To do this, you have to train your own mind, especially by reading and writing. As Johann Hari wrote in his book ‘Stolen Focus,’ “The world is complex and requires steady focus to be understood; it needs to be thought about and comprehended slowly.” Reading a book puts you inside another person’s mind in a way that a Facebook post just doesn’t.
Writing is the discipline that teaches you to take a jumble of thoughts and cohere them into a compelling point of view. It is how we organise and order our thinking and then make this thinking comprehensible for others. A Sydney Morning Herald journalist Rob Harris, wrote about the significant effect his History teacher had upon his career and life.
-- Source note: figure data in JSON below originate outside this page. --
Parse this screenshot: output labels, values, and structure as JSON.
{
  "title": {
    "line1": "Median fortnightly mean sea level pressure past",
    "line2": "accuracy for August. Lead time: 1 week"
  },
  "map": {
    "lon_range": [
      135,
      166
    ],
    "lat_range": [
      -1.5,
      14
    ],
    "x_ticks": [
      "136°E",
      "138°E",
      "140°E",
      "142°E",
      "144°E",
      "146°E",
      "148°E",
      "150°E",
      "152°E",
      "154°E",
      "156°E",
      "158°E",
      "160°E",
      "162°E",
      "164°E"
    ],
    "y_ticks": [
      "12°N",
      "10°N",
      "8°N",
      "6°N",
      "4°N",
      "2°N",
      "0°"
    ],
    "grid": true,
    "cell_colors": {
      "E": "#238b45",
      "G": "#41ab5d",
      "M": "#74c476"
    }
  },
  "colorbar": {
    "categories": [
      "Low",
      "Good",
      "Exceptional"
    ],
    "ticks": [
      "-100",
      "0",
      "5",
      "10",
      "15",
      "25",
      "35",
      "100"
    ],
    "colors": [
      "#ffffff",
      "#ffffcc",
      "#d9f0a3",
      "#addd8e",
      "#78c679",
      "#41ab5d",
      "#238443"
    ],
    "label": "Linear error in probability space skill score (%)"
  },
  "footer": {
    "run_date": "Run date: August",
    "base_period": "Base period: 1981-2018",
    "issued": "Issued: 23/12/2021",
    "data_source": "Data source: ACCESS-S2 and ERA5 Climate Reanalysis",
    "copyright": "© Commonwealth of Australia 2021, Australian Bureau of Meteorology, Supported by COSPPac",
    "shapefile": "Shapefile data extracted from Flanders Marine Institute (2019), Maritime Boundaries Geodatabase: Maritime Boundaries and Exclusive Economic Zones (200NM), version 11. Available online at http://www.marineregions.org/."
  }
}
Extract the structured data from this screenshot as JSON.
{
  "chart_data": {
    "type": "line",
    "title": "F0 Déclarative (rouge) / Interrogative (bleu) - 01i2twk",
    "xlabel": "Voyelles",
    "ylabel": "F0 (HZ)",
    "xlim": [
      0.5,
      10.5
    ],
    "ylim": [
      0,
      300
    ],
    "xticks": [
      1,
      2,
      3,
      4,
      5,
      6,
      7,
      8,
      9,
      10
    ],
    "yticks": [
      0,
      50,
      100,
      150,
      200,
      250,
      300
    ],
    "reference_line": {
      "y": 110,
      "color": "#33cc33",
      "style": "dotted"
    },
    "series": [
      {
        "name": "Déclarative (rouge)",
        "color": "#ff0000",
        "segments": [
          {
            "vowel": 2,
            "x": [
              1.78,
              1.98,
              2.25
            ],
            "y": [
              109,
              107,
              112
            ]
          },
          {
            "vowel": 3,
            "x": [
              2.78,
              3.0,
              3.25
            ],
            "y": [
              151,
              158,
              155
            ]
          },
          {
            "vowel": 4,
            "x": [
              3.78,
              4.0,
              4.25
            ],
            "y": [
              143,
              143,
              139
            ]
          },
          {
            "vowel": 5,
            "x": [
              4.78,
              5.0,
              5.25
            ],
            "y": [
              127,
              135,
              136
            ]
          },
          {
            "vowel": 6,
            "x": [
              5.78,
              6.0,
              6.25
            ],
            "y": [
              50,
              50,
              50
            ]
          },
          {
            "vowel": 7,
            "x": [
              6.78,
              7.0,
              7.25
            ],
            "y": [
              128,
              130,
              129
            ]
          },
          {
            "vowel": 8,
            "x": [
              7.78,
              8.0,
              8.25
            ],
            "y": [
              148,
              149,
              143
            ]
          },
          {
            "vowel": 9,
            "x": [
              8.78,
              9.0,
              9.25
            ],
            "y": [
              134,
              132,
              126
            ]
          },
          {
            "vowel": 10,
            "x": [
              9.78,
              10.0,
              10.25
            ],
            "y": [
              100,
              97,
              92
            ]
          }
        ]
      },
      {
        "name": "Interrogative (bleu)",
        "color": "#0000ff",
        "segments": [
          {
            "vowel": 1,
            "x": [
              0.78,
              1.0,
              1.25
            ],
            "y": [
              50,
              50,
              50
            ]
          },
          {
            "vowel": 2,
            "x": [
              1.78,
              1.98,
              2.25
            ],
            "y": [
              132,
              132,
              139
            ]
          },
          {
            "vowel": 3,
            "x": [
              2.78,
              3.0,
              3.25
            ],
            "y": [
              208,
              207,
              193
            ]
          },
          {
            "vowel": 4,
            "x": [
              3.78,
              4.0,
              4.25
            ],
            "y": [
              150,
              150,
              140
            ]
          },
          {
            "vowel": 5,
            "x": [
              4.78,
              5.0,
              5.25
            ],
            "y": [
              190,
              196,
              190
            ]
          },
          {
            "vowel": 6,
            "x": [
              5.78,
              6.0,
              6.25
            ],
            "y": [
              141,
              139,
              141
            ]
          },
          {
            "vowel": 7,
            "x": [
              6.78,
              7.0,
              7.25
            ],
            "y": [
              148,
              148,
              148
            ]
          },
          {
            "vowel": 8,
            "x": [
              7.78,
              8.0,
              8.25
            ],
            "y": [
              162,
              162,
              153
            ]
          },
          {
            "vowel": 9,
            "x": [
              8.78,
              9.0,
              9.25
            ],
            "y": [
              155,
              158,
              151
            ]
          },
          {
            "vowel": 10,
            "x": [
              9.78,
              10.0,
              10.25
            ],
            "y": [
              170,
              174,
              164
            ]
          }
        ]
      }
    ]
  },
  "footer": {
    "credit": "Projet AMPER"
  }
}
He said that she helped him understand “that words, when used carefully, can shape how we understand the world.”
Reading is the hallmark of highly successful people - from billionaire businessmen like Warren Buffett to politicians such as President Obama who is well known for being a voracious reader. He’s been described as the President most influenced by reading and writing since Abraham Lincoln.
Reading was critical for Obama during his younger years. It’s how he discovered what he believed in and stood for. This dates back to his teenage years when he was reading Baldwin, Ellison, Hughes, Wright, DuBois, and Malcolm X. Later, in his college years, he immersed himself in philosophy, studying St. Augustine, Nietzsche, Emerson, Sartre and Niebuhr. He used these texts to strip down his beliefs so he could build them back up.
During his years in the White House, his passion for reading never faded. In fact, it helped him through many difficult times.
“At a time when events move so quickly and so much information is transmitted,” he said, reading gave him the ability to “slow down and get perspective, and to get in somebody else’s shoes. These two things have been invaluable to me. Whether they’ve made me a better president I can’t say. But what I can say is that they have allowed me to sort of maintain my balance during the course of eight years, because this is a place that comes at you hard and fast and doesn’t let up.”
Writings from Lincoln, MLK Jr., Gandhi, and Nelson Mandela were “particularly helpful when what you wanted was a sense of solidarity,” said Obama, adding “during very difficult moments, this job can be very isolating. So sometimes you have to sort of hop across history to find folks who have been similarly feeling isolated, and that’s been useful.”